Чуйко В. И. [(1857—1941). Автобиография написана в январе 1926 г. в Иркутске.] — Родился я 9 апреля 1857 г. в губ. городе Житомире Волынской губ., в семье незначительного чиновника.

Дед мой по отцу был родом из местечка Золотоноши Полтавской губ., дожил до глубокой старости и не умел говорить по-русски, хотя и был русским чиновником.

В качестве русского чиновника он и отец фамилию свою писали с "в" на конце, так писался и я вплоть до выхода на поселение, когда Забайкальское областное правление и Кенонское волостное правление, куда я был приписан по отбытии каторги, при выдаче мне паспорта стали писать мою фамилию без "в" на конце, чему я не прекословил.

Считаю необходимым сделать эту оговорку.

Мать моя, Розалия Викентьевна Саноцкая, была украинка-полька.
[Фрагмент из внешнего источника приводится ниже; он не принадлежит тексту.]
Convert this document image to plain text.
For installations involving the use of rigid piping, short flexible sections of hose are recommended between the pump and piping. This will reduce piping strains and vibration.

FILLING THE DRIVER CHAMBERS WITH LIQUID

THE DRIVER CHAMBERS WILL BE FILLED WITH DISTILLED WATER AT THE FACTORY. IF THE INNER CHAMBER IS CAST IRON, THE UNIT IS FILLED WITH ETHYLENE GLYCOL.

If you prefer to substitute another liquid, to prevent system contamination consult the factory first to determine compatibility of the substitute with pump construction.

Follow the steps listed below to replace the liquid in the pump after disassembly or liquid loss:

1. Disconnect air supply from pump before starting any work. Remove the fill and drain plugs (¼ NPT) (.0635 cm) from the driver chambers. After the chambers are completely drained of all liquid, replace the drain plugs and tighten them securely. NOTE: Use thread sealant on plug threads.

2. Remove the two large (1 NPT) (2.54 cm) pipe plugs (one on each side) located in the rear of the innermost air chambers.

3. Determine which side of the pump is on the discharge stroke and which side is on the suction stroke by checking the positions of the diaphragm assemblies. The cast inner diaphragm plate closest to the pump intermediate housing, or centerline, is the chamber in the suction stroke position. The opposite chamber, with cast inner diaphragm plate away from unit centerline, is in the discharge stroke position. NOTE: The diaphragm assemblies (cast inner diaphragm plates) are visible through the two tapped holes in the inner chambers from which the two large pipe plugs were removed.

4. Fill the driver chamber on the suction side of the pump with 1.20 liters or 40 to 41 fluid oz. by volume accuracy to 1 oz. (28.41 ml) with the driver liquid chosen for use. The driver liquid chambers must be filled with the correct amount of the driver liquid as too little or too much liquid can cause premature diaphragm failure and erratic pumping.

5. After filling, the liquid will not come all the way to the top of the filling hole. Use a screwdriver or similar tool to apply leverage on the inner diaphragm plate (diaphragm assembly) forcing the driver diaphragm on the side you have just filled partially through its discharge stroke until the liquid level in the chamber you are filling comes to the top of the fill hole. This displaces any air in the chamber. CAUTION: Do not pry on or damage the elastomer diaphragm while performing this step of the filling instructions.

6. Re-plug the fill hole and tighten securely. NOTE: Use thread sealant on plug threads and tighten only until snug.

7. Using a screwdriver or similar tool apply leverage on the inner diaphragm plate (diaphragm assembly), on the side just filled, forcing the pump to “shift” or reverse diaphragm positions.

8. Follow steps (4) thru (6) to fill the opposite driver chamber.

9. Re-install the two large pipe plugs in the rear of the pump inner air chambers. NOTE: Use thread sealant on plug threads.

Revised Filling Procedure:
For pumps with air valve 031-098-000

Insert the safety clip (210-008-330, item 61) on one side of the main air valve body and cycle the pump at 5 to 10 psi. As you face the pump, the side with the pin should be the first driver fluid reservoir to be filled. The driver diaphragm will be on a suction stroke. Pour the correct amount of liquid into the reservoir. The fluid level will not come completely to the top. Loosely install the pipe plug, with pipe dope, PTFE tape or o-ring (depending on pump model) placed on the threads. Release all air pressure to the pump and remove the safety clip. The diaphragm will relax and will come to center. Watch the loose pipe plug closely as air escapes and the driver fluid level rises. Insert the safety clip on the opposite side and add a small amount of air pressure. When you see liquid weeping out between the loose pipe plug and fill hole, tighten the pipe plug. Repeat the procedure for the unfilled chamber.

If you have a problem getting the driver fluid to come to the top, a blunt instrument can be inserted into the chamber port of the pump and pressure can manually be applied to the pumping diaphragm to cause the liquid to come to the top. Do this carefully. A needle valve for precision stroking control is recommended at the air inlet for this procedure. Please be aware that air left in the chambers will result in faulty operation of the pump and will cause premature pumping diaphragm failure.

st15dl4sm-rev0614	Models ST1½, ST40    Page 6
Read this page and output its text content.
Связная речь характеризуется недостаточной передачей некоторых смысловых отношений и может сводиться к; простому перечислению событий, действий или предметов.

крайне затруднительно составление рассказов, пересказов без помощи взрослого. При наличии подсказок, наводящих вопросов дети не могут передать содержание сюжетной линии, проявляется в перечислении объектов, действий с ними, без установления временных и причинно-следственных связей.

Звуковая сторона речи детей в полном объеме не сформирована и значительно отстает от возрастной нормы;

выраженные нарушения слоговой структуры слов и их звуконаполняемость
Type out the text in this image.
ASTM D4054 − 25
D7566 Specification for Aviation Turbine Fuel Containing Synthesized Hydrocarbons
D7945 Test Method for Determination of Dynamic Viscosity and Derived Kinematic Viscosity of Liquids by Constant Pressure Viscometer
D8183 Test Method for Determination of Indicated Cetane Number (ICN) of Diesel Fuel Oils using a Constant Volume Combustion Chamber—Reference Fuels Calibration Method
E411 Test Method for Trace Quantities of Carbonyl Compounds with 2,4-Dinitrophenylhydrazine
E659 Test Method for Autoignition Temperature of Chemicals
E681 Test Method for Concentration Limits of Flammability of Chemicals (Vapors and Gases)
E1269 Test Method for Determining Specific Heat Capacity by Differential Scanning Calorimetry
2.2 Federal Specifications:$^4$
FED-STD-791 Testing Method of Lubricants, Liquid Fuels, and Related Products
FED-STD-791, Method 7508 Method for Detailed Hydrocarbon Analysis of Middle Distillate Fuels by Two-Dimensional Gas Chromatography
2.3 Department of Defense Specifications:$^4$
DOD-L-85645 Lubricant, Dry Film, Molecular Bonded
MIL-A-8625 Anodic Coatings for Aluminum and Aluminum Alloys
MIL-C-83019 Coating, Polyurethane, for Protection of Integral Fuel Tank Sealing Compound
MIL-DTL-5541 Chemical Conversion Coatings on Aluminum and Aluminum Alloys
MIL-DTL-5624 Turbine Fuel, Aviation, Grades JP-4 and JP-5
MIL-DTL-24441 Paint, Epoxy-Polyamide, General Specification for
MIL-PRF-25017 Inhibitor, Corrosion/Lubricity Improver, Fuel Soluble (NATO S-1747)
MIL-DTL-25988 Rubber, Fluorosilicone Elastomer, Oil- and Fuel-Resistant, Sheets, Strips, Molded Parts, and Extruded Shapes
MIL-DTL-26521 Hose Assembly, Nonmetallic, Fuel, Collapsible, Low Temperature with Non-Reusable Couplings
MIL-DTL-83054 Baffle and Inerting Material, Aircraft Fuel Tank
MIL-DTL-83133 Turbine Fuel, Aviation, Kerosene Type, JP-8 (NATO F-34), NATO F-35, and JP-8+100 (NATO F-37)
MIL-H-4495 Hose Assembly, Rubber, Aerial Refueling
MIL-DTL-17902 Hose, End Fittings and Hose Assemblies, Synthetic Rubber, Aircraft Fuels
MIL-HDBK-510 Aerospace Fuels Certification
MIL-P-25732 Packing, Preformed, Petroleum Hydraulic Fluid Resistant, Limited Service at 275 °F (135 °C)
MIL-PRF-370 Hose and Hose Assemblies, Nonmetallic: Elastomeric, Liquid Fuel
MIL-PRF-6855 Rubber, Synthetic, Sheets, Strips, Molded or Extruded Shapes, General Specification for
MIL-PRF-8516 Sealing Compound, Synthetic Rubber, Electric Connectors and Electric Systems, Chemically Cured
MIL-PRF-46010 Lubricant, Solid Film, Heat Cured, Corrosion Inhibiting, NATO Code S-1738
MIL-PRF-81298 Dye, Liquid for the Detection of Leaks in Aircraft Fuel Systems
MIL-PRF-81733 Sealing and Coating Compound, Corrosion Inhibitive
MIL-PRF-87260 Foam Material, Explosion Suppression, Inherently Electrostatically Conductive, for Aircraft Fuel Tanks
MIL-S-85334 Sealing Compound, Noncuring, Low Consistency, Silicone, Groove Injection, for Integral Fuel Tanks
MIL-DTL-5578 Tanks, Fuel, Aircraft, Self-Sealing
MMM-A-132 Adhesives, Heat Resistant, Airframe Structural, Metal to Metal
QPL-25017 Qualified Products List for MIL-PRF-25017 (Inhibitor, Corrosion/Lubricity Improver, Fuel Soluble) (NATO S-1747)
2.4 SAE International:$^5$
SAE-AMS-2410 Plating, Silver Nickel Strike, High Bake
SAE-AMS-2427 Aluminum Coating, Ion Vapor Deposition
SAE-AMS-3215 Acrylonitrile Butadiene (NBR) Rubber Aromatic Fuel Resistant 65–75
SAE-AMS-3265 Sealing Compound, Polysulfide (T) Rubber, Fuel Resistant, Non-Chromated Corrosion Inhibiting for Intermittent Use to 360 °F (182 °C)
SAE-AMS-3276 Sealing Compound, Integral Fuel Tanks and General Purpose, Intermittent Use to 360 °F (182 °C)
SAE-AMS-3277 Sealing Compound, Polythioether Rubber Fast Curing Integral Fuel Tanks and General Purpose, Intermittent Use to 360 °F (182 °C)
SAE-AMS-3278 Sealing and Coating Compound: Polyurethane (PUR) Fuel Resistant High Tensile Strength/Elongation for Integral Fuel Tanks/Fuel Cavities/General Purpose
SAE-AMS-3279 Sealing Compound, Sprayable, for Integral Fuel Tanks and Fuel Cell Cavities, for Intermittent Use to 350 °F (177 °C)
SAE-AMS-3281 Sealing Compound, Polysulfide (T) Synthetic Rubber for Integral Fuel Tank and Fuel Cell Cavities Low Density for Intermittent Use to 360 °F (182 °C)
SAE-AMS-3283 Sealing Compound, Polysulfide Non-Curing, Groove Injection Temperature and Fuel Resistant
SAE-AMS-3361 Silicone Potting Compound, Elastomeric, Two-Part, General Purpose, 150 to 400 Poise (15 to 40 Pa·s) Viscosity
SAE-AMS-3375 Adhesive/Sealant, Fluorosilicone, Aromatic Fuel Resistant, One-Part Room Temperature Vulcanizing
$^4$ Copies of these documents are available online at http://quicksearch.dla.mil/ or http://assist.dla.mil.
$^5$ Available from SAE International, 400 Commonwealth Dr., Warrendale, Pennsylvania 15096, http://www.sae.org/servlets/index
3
Как во всех семьях юго-западного края того времени, в нашей семье сперва господствовал разговорный польский язык. Я помню, как отец и мать, проснувшись утром и лежа еще в постелях, благочестиво распевали утренние гимны на польском языке. На праздники Рождества и Пасхи к нам собирались бабушки, тетушки и знакомые; попив, поев, чинно усаживались и принимались распевать хором приличные случаю священные гимны, и тоже на польском языке. Как благовоспитанный мальчик я должен был подходить к ручкам всех присутствующих дам. Занятый службой, отец мало обращал на нас внимания.

Все заботы о нас лежали на матери, которая нежно любила нас, заботилась о нас и, не получившая сама особого воспитания, все хлопотала о том, чтобы нас подготовить для дальнейшего образования, когда мы подросли.

Не помню, чтобы она когда-нибудь меня наказывала, может быть и потому, что в детстве я был хилым, болезненным.

Она же научила меня читать и писать.

Начал я себя помнить очень рано. Первые смутные и отрывочные воспоминания относятся к тому времени, когда мне было не более 4-х лет. Совершенно ясно помню некоторые эпизоды из времени польского восстания.

В одном с нами дворе жила семья богатого польского помещика, у которого были дети — однолетки мне. Меня поразило, почему бабушка их стала ходить вдруг в черных траурных платьях ("жалоба"). Обратил я внимание на печальные лица и какие-то таинственные разговоры у отца с матерью.

Раз старушка из костела не вернулась, и жена помещика прибежала к отцу в слезах.

Отец ушел хлопотать и вернул старуху, арестованную было за пение в костеле польских патриотических песен. Потом вижу себя уже на другой квартире, в доме бабушки по матери.

Со двора нашего дома хорошо была видна дорога из уезда в город, довольно круто спускавшаяся к мосту через реку Каменку.

И вот по этой дороге начали появляться вскачь крестьянские телеги, а на телегах лежали связанные повстанцы, некоторые раненые.

Их везли в тюрьму.

При виде этих телег бабушка и тетка плакали, говоря, что одних казнят, а других повезут в Сибирь.

Я жалел связанных, а может быть, и плакал.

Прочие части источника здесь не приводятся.